Suratiel rit devant leur enthousiasme :

- Du calme ! Du calme ! J'ai prévu un conte pour aujourd'hui, c'est une histoire un peu ancienne qu'on trouve dans les premiers livres de début d'Age de Diamant !

L’intérêt des enfants est piqué au vif, une histoire qu’ils ne connaissent pas ? C'est une bénédiction !

- C'est quoi le titre ? demande un blondinet avec un épi dans les cheveux.
- Ça s'appelle « Le Loup, le Cerf et l’Écureuil », Suratiel sonde les minois qui le regardent en quête d'un signe de reconnaissance mais aucun ne bouge, c'est une très vieille histoire.
Sans plus attendre, Suratiel se racle la gorge, prépare ses effets de voix les plus théâtraux et commence sa lecture.

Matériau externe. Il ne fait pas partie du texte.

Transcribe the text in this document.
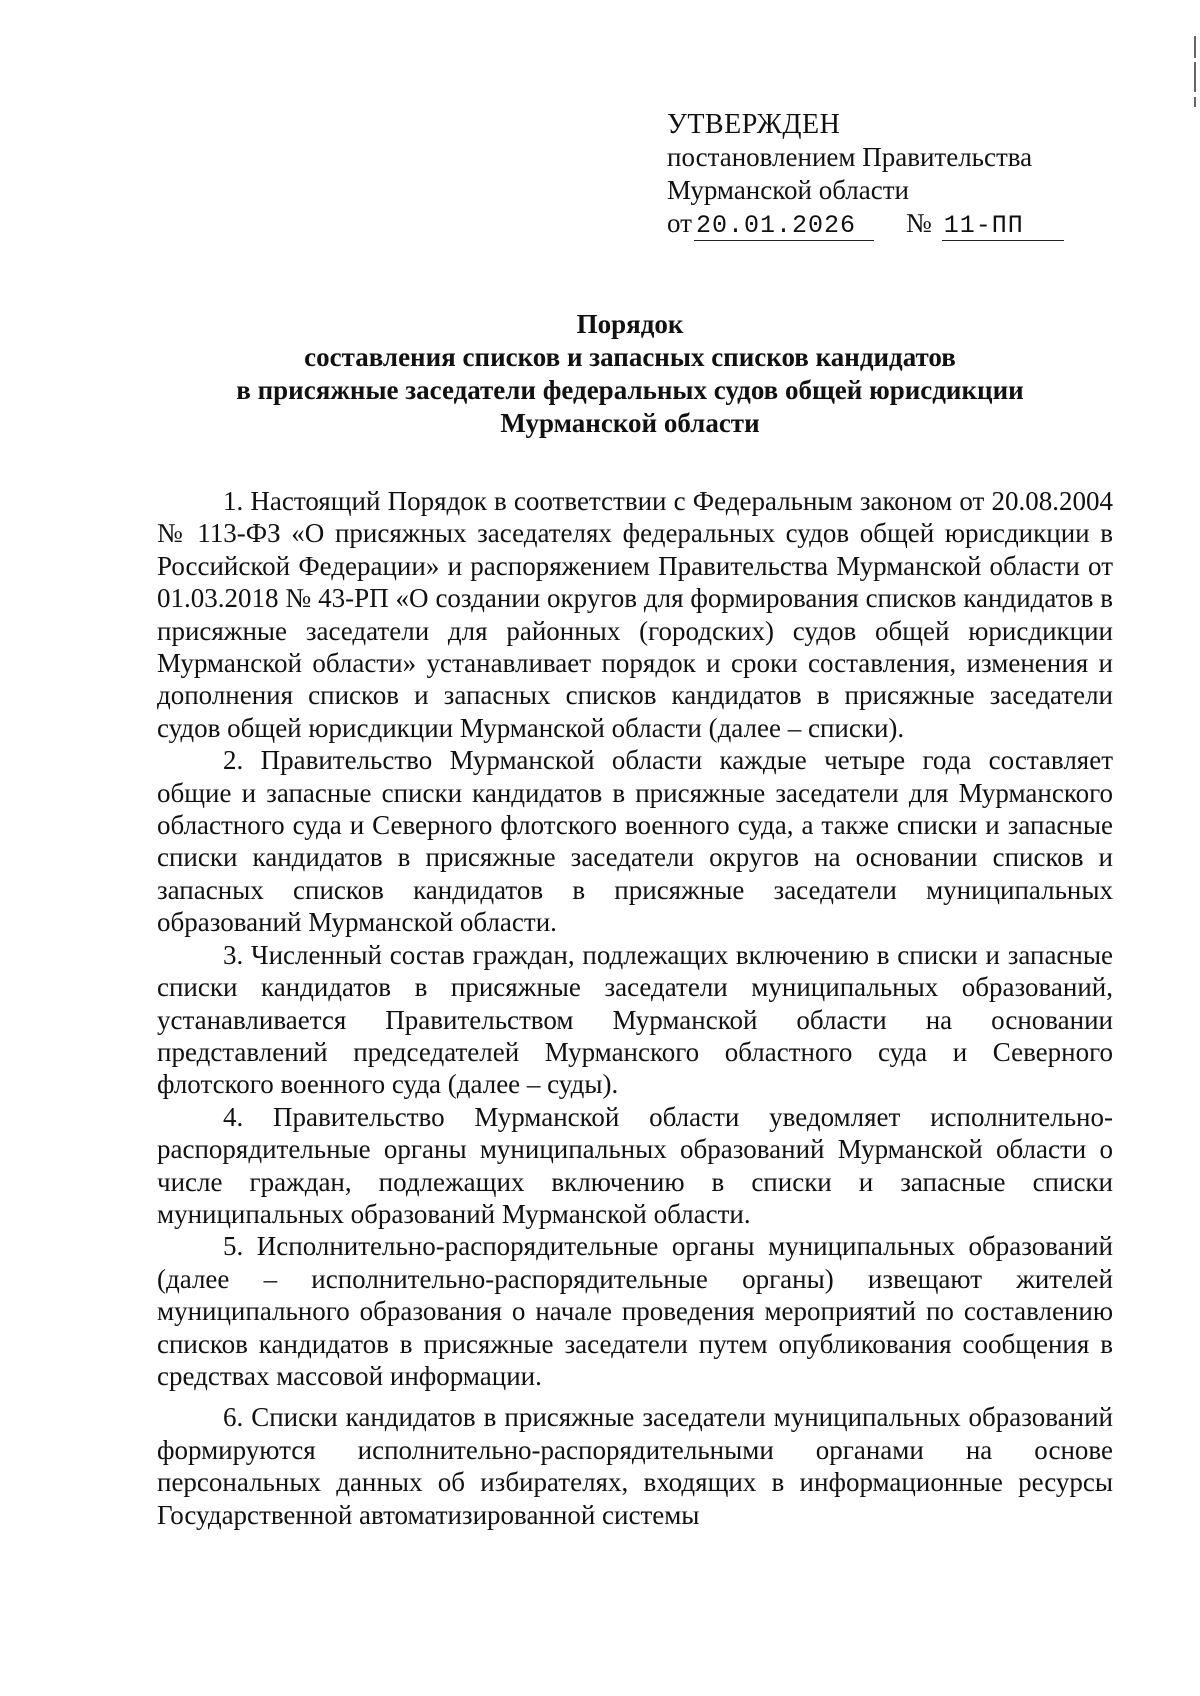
УТВЕРЖДЕН
постановлением Правительства
Мурманской области
от 20.01.2026 № 11-ПП
Порядок
составления списков и запасных списков кандидатов
в присяжные заседатели федеральных судов общей юрисдикции
Мурманской области

1. Настоящий Порядок в соответствии с Федеральным законом от 20.08.2004 № 113-ФЗ «О присяжных заседателях федеральных судов общей юрисдикции в Российской Федерации» и распоряжением Правительства Мурманской области от 01.03.2018 № 43-РП «О создании округов для формирования списков кандидатов в присяжные заседатели для районных (городских) судов общей юрисдикции Мурманской области» устанавливает порядок и сроки составления, изменения и дополнения списков и запасных списков кандидатов в присяжные заседатели судов общей юрисдикции Мурманской области (далее – списки).

2. Правительство Мурманской области каждые четыре года составляет общие и запасные списки кандидатов в присяжные заседатели для Мурманского областного суда и Северного флотского военного суда, а также списки и запасные списки кандидатов в присяжные заседатели округов на основании списков и запасных списков кандидатов в присяжные заседатели муниципальных образований Мурманской области.

3. Численный состав граждан, подлежащих включению в списки и запасные списки кандидатов в присяжные заседатели муниципальных образований, устанавливается Правительством Мурманской области на основании представлений председателей Мурманского областного суда и Северного флотского военного суда (далее – суды).

4. Правительство Мурманской области уведомляет исполнительно-распорядительные органы муниципальных образований Мурманской области о числе граждан, подлежащих включению в списки и запасные списки муниципальных образований Мурманской области.

5. Исполнительно-распорядительные органы муниципальных образований (далее – исполнительно-распорядительные органы) извещают жителей муниципального образования о начале проведения мероприятий по составлению списков кандидатов в присяжные заседатели путем опубликования сообщения в средствах массовой информации.

6. Списки кандидатов в присяжные заседатели муниципальных образований формируются исполнительно-распорядительными органами на основе персональных данных об избирателях, входящих в информационные ресурсы Государственной автоматизированной системы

Il était une fois, dans une forêt de Terremère, un surprenant rassemblement d'animaux, proies et prédateurs cohabitaient l'espace d'un instant particulier, assemblés devant un immense châtaignier centenaire, pour écouter la voix qui venait de l'intérieur :

« Venez à moi mes amis, l'heure est venue de reformer l'alliance, il est temps de vous tenir
à mes côtés... »

Les animaux connaissaient la voix et l'écoutaient attentivement, mais aucun n’osait bouger. Ils avaient subi tant de pertes, connu tant de désillusions, on leur avait fait tellement de mal. Se pouvait-il que l'espoir soit encore permis ? Se pouvait-il qu'ils puissent avoir encore foi en un monde meilleur ou ils ne seraient plus traqués, maltraités, tués ?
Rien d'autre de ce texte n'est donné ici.